50m = 4.6t - 1.05ms^-2(4.6)^2
vi = 15.7ms^-1 (is vi what you referred to as speed of the train at t = 4.6s?)

And if relative speed implies vf, then;

dx = 0.5(vi + vf)t
50m = 0.5(15.7ms^-1 + vf)4.6
vf = 21.6kmh^-1

12. Dec 15, 2013

Staff: Mentor

You want the speed of the trains when they collide, so you can calculate the relative speed. You know the initial speed of the fast train and its acceleration, so find the speed at the time of collision.
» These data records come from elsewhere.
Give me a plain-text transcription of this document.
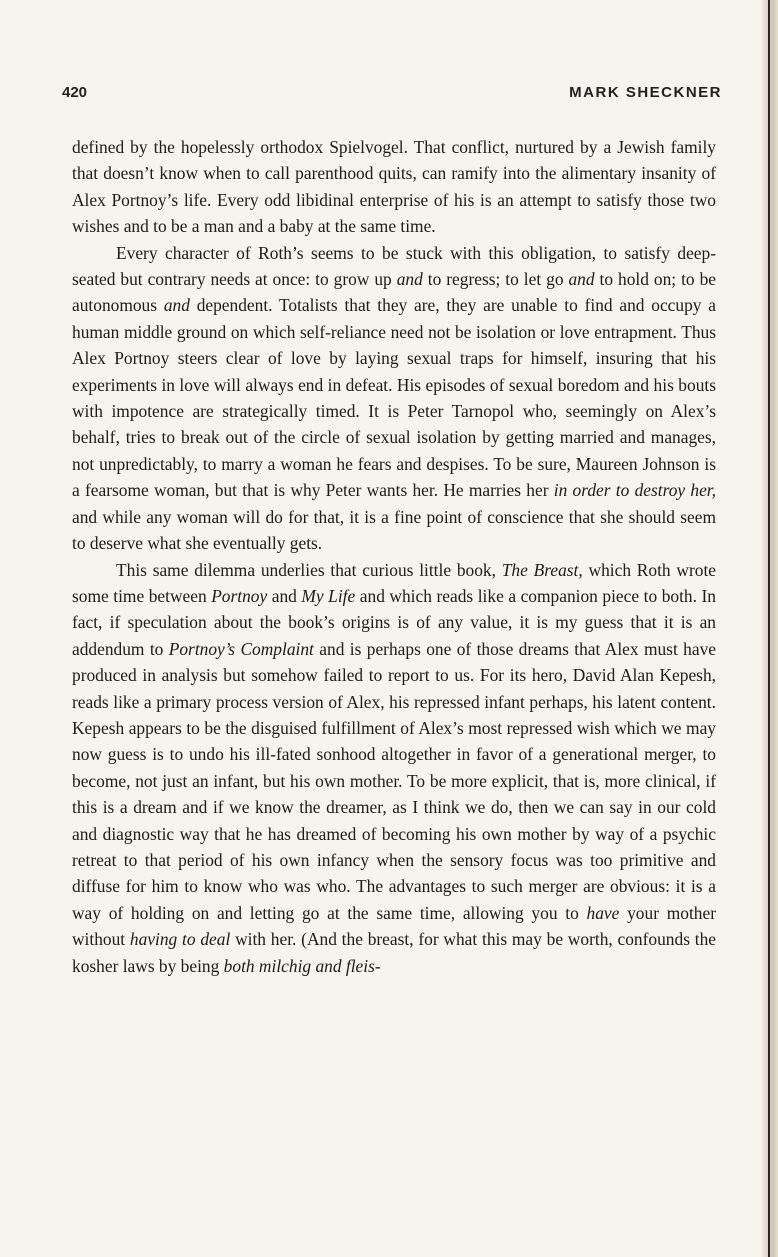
420	MARK SHECKNER

defined by the hopelessly orthodox Spielvogel. That conflict, nurtured by a Jewish family that doesn’t know when to call parenthood quits, can ramify into the alimentary insanity of Alex Portnoy’s life. Every odd libidinal enterprise of his is an attempt to satisfy those two wishes and to be a man and a baby at the same time.

Every character of Roth’s seems to be stuck with this obligation, to satisfy deep-seated but contrary needs at once: to grow up and to regress; to let go and to hold on; to be autonomous and dependent. Totalists that they are, they are unable to find and occupy a human middle ground on which self-reliance need not be isolation or love entrapment. Thus Alex Portnoy steers clear of love by laying sexual traps for himself, insuring that his experiments in love will always end in defeat. His episodes of sexual boredom and his bouts with impotence are strategically timed. It is Peter Tarnopol who, seemingly on Alex’s behalf, tries to break out of the circle of sexual isolation by getting married and manages, not unpredictably, to marry a woman he fears and despises. To be sure, Maureen Johnson is a fearsome woman, but that is why Peter wants her. He marries her in order to destroy her, and while any woman will do for that, it is a fine point of conscience that she should seem to deserve what she eventually gets.

This same dilemma underlies that curious little book, The Breast, which Roth wrote some time between Portnoy and My Life and which reads like a companion piece to both. In fact, if speculation about the book’s origins is of any value, it is my guess that it is an addendum to Portnoy’s Complaint and is perhaps one of those dreams that Alex must have produced in analysis but somehow failed to report to us. For its hero, David Alan Kepesh, reads like a primary process version of Alex, his repressed infant perhaps, his latent content. Kepesh appears to be the disguised fulfillment of Alex’s most repressed wish which we may now guess is to undo his ill-fated sonhood altogether in favor of a generational merger, to become, not just an infant, but his own mother. To be more explicit, that is, more clinical, if this is a dream and if we know the dreamer, as I think we do, then we can say in our cold and diagnostic way that he has dreamed of becoming his own mother by way of a psychic retreat to that period of his own infancy when the sensory focus was too primitive and diffuse for him to know who was who. The advantages to such merger are obvious: it is a way of holding on and letting go at the same time, allowing you to have your mother without having to deal with her. (And the breast, for what this may be worth, confounds the kosher laws by being both milchig and fleis-
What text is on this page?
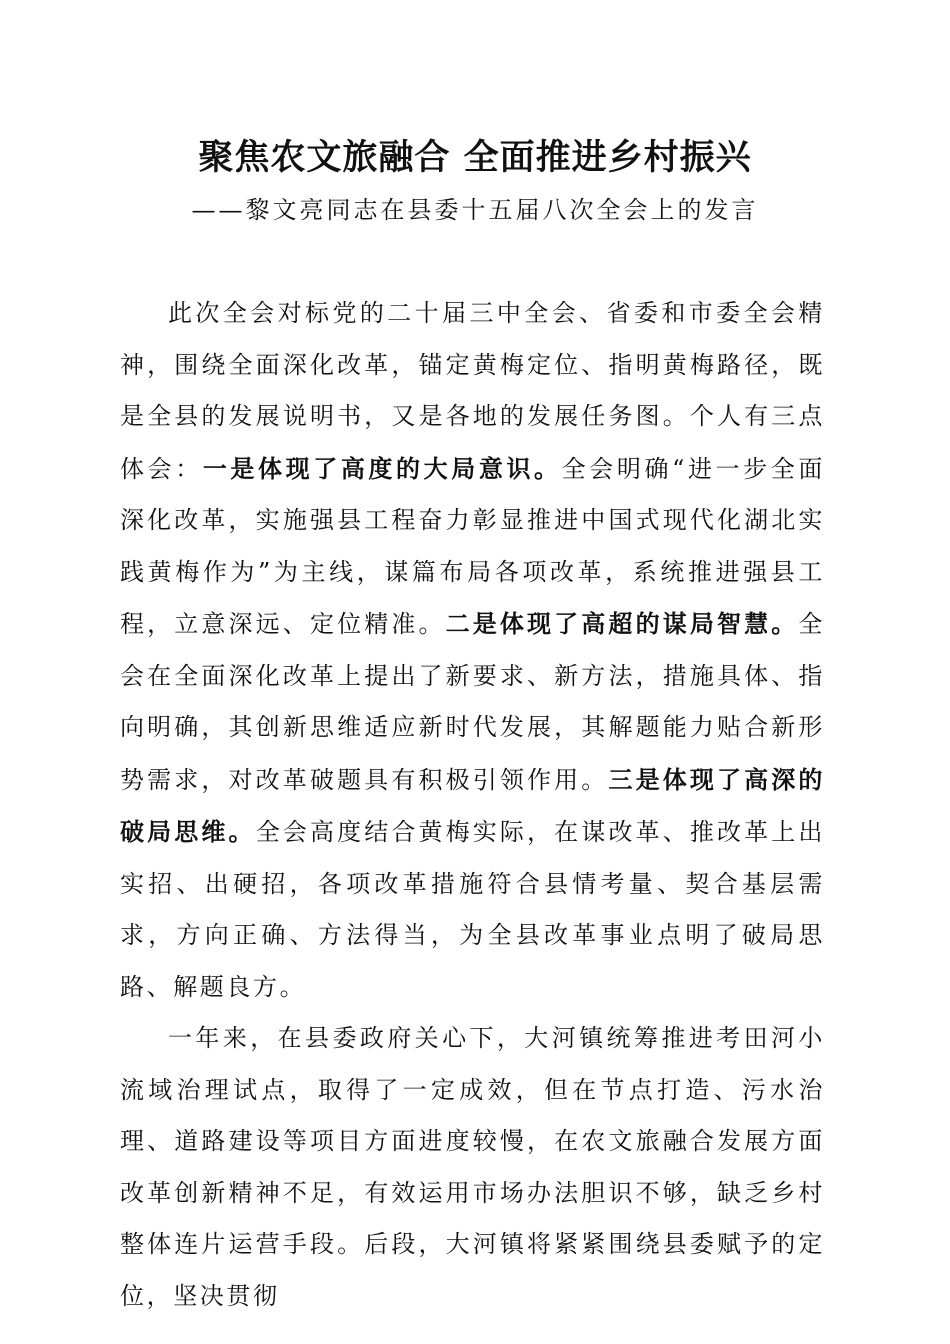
聚焦农文旅融合 全面推进乡村振兴
——黎文亮同志在县委十五届八次全会上的发言

此次全会对标党的二十届三中全会、省委和市委全会精神，围绕全面深化改革，锚定黄梅定位、指明黄梅路径，既是全县的发展说明书，又是各地的发展任务图。个人有三点体会：一是体现了高度的大局意识。全会明确“进一步全面深化改革，实施强县工程奋力彰显推进中国式现代化湖北实践黄梅作为”为主线，谋篇布局各项改革，系统推进强县工程，立意深远、定位精准。二是体现了高超的谋局智慧。全会在全面深化改革上提出了新要求、新方法，措施具体、指向明确，其创新思维适应新时代发展，其解题能力贴合新形势需求，对改革破题具有积极引领作用。三是体现了高深的破局思维。全会高度结合黄梅实际，在谋改革、推改革上出实招、出硬招，各项改革措施符合县情考量、契合基层需求，方向正确、方法得当，为全县改革事业点明了破局思路、解题良方。

一年来，在县委政府关心下，大河镇统筹推进考田河小流域治理试点，取得了一定成效，但在节点打造、污水治理、道路建设等项目方面进度较慢，在农文旅融合发展方面改革创新精神不足，有效运用市场办法胆识不够，缺乏乡村整体连片运营手段。后段，大河镇将紧紧围绕县委赋予的定位，坚决贯彻
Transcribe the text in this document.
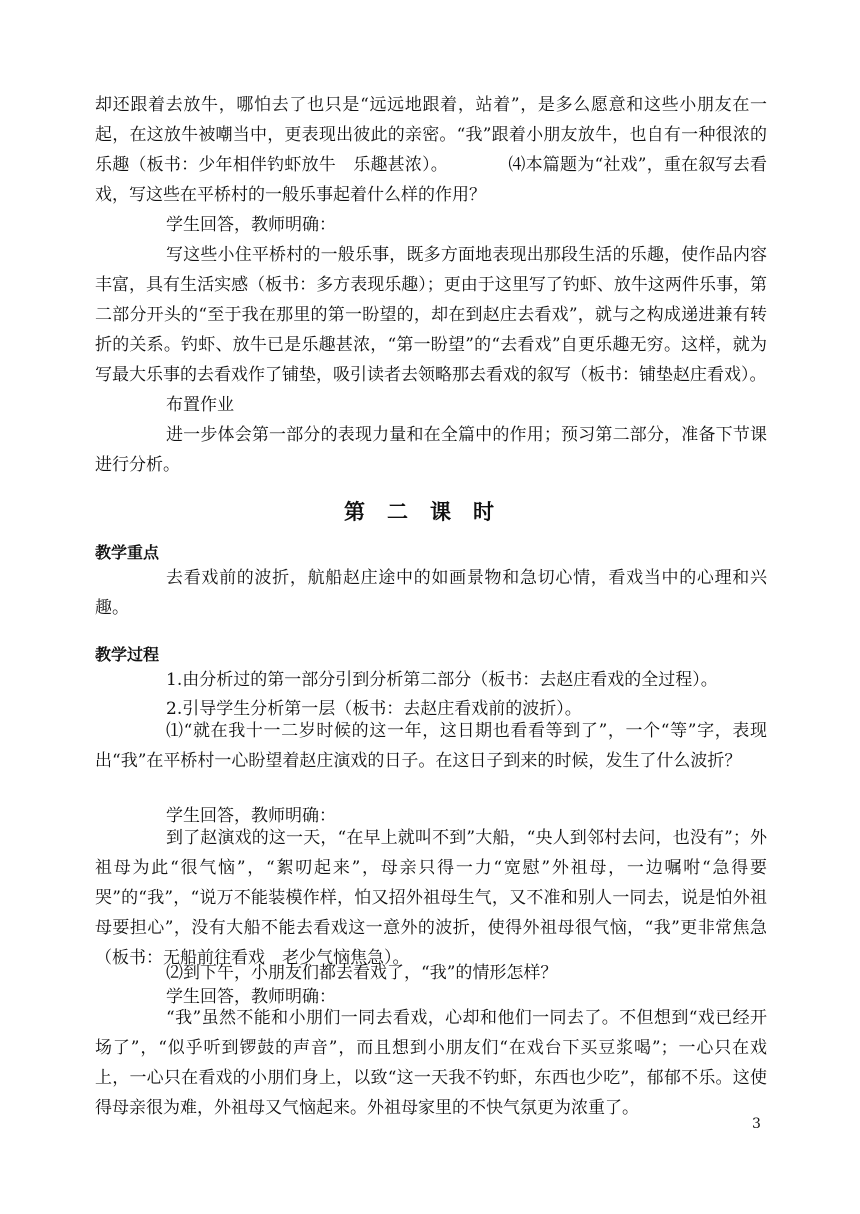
却还跟着去放牛，哪怕去了也只是“远远地跟着，站着”，是多么愿意和这些小朋友在一起，在这放牛被嘲当中，更表现出彼此的亲密。“我”跟着小朋友放牛，也自有一种很浓的乐趣（板书：少年相伴钓虾放牛　乐趣甚浓）。　　　　⑷本篇题为“社戏”，重在叙写去看戏，写这些在平桥村的一般乐事起着什么样的作用？

学生回答，教师明确：

写这些小住平桥村的一般乐事，既多方面地表现出那段生活的乐趣，使作品内容丰富，具有生活实感（板书：多方表现乐趣）；更由于这里写了钓虾、放牛这两件乐事，第二部分开头的“至于我在那里的第一盼望的，却在到赵庄去看戏”，就与之构成递进兼有转折的关系。钓虾、放牛已是乐趣甚浓，“第一盼望”的“去看戏”自更乐趣无穷。这样，就为写最大乐事的去看戏作了铺垫，吸引读者去领略那去看戏的叙写（板书：铺垫赵庄看戏）。

布置作业

进一步体会第一部分的表现力量和在全篇中的作用；预习第二部分，准备下节课进行分析。

第二课时
教学重点

去看戏前的波折，航船赵庄途中的如画景物和急切心情，看戏当中的心理和兴趣。

教学过程

1.由分析过的第一部分引到分析第二部分（板书：去赵庄看戏的全过程）。

2.引导学生分析第一层（板书：去赵庄看戏前的波折）。

⑴“就在我十一二岁时候的这一年，这日期也看看等到了”，一个“等”字，表现出“我”在平桥村一心盼望着赵庄演戏的日子。在这日子到来的时候，发生了什么波折？

学生回答，教师明确：

到了赵演戏的这一天，“在早上就叫不到”大船，“央人到邻村去问，也没有”；外祖母为此“很气恼”，“絮叨起来”，母亲只得一力“宽慰”外祖母，一边嘱咐“急得要哭”的“我”，“说万不能装模作样，怕又招外祖母生气，又不准和别人一同去，说是怕外祖母要担心”，没有大船不能去看戏这一意外的波折，使得外祖母很气恼，“我”更非常焦急（板书：无船前往看戏　老少气恼焦急）。

⑵到下午，小朋友们都去看戏了，“我”的情形怎样？

学生回答，教师明确：

“我”虽然不能和小朋们一同去看戏，心却和他们一同去了。不但想到“戏已经开场了”，“似乎听到锣鼓的声音”，而且想到小朋友们“在戏台下买豆浆喝”；一心只在戏上，一心只在看戏的小朋们身上，以致“这一天我不钓虾，东西也少吃”，郁郁不乐。这使得母亲很为难，外祖母又气恼起来。外祖母家里的不快气氛更为浓重了。

3
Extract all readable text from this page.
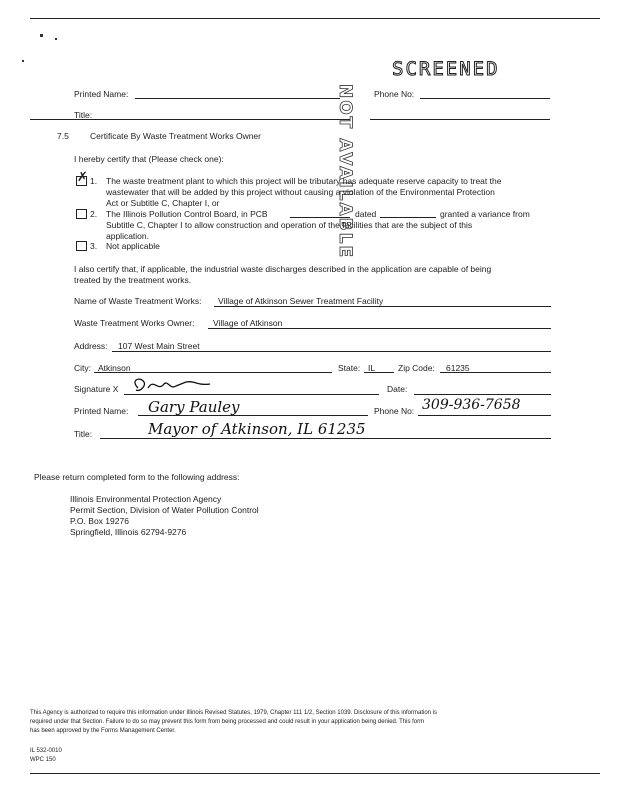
SCREENED
NOT AVAILABLE
Printed Name:	Phone No:
Title:
7.5 Certificate By Waste Treatment Works Owner
I hereby certify that (Please check one):
✗ 1. The waste treatment plant to which this project will be tributary has adequate reserve capacity to treat the
wastewater that will be added by this project without causing a violation of the Environmental Protection
Act or Subtitle C, Chapter I, or
2. The Illinois Pollution Control Board, in PCB	dated	granted a variance from
Subtitle C, Chapter I to allow construction and operation of the facilities that are the subject of this
application.
3. Not applicable
I also certify that, if applicable, the industrial waste discharges described in the application are capable of being
treated by the treatment works.
Name of Waste Treatment Works: Village of Atkinson Sewer Treatment Facility
Waste Treatment Works Owner: Village of Atkinson
Address: 107 West Main Street
City: Atkinson	State: IL	Zip Code: 61235
Signature X	Date:
Printed Name: Gary Pauley	Phone No: 309-936-7658
Title:	Mayor of Atkinson, IL 61235
Please return completed form to the following address:
Illinois Environmental Protection Agency
Permit Section, Division of Water Pollution Control
P.O. Box 19276
Springfield, Illinois 62794-9276
This Agency is authorized to require this information under Illinois Revised Statutes, 1979, Chapter 111 1/2, Section 1039. Disclosure of this information is
required under that Section. Failure to do so may prevent this form from being processed and could result in your application being denied. This form
has been approved by the Forms Management Center.
IL 532-0010
WPC 150
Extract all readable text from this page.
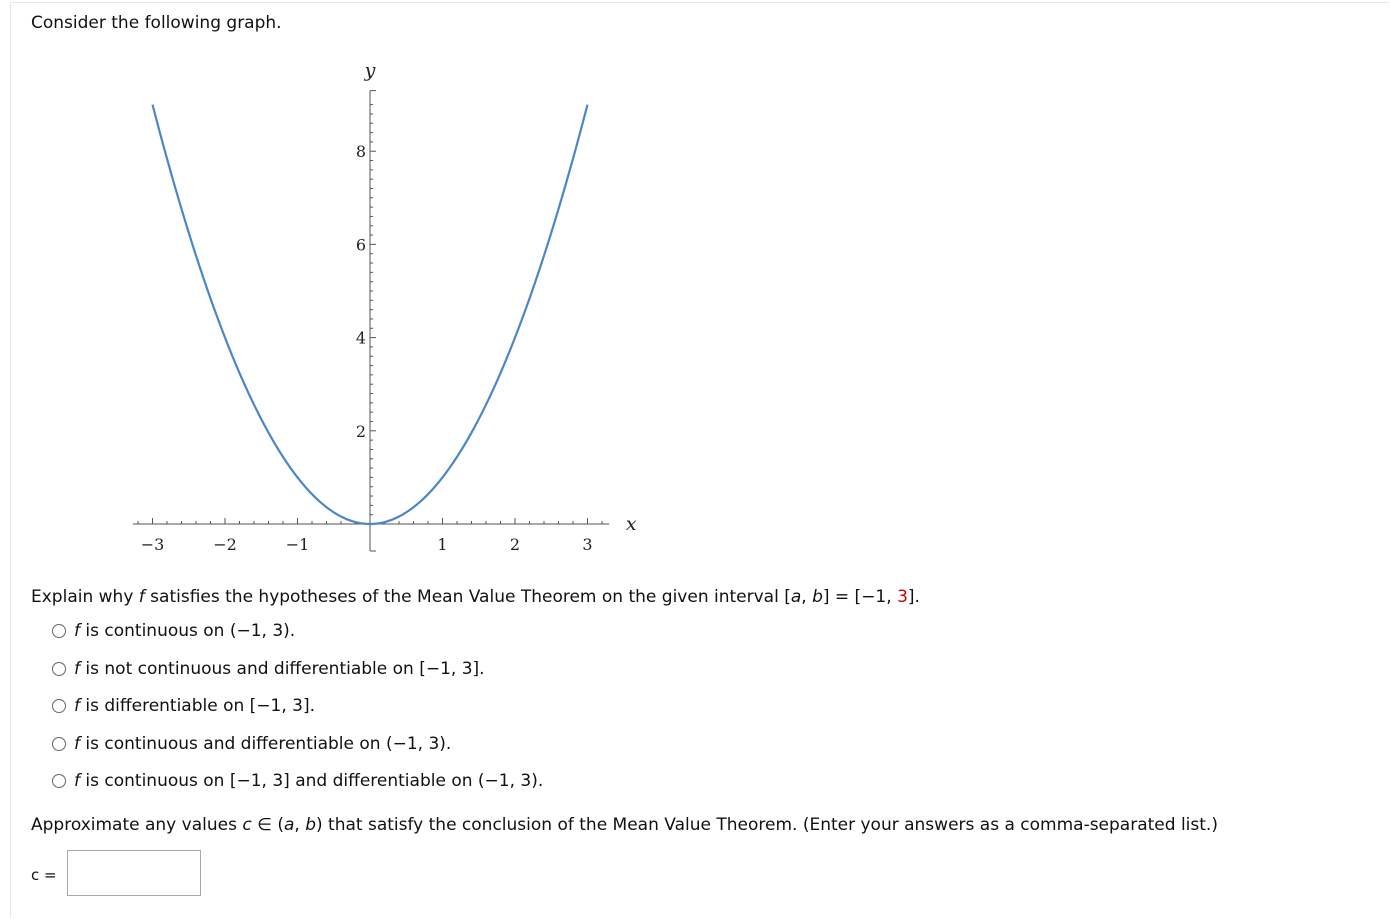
Consider the following graph.
−3	−2	−1	1	2	3
2
4
6
8
y
x
Explain why f satisfies the hypotheses of the Mean Value Theorem on the given interval [a, b] = [−1, 3].
f is continuous on (−1, 3).
f is not continuous and differentiable on [−1, 3].
f is differentiable on [−1, 3].
f is continuous and differentiable on (−1, 3).
f is continuous on [−1, 3] and differentiable on (−1, 3).
Approximate any values c ∈ (a, b) that satisfy the conclusion of the Mean Value Theorem. (Enter your answers as a comma-separated list.)
c =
That's when they first collide. After that point, the kinematic equations no longer apply.

13. Dec 15, 2013

negation

vf^2 - vi^2 = 2a(dx)
vf^2 - (22.2)^2 = 2(-2.1)(50)
vf = 16.8ms^-1 = 61kmh^-1

Sounds logical

Last edited: Dec 15, 2013
14. Dec 15, 2013

Staff: Mentor

50m is the initial separation, not the distance traveled. Use the time.

15. Dec 15, 2013

negation

Edit

Last edited: Dec 15, 2013
16. Dec 15, 2013

negation

Solved

at t = 4.6s:

dx = vit + 0.5at^2
dx = 80m

Where train 1 is moving at 80kmh^-1 and train 2 moving at 25kmh^-1, relative to train 1, train 2 is moving at 0kmh^-1. Relative to train 2, train 1 moves at (80kmh^-1 - 25kmh^-1) = 55kmh^-1

vf^2 - vi^2 = 2a.dx
vf^2 - (15.3ms^-1)^2 = 2(-2.1ms^-2)(80m)
vf = 36kmh^-1

17. Dec 15, 2013

Staff: Mentor

Answer this: At t = 0, the speed is 22.22 m/s. You are given the acceleration. What is the speed after t = 4.97 seconds? (Note the more accurate time.)

18. Dec 15, 2013

negation

Speed decreases as time, t, tends towards infinity.

How did you get 4.97?
Solving via quadratic I'm only about to get 4.95 rounded off to 3sf.

Last edited: Dec 15, 2013
19. Dec 15, 2013

Curious3141

I'm getting 4.97s as well. You shouldn't round off intermediate results, or you should round to at least 2sf more than you need in your final answer. With a scientific calc, you don't even need to round off (more than the machine does internally), because the memory can store the results of your calculation quite precisely.

Speed doesn't decrease indefinitely, since train 1 will eventually come to a stop if train 2 wasn't there. As it happens, it never gets a chance to stop because it hits train 2 at a certain speed. Your task is to find that speed.

You already have the time of collision t. You know the initial speed of train 1 (80/3.6 m/s -> notice that I'm leaving numbers in exact form wherever possible). You know the deceleration of train 1 (a = -2.1m/s). Haven't you learnt a simple kinematic equation relating initial speed, final speed, acceleration and time? Apply that.

20. Dec 15, 2013

negation

It's just vf = vi + at.
vf = 22.2ms^-1 + (-2.1ms^-2)(4.97s)

Would it be possible to solve this problem using local minimization? The many steps are laborious and inelegant.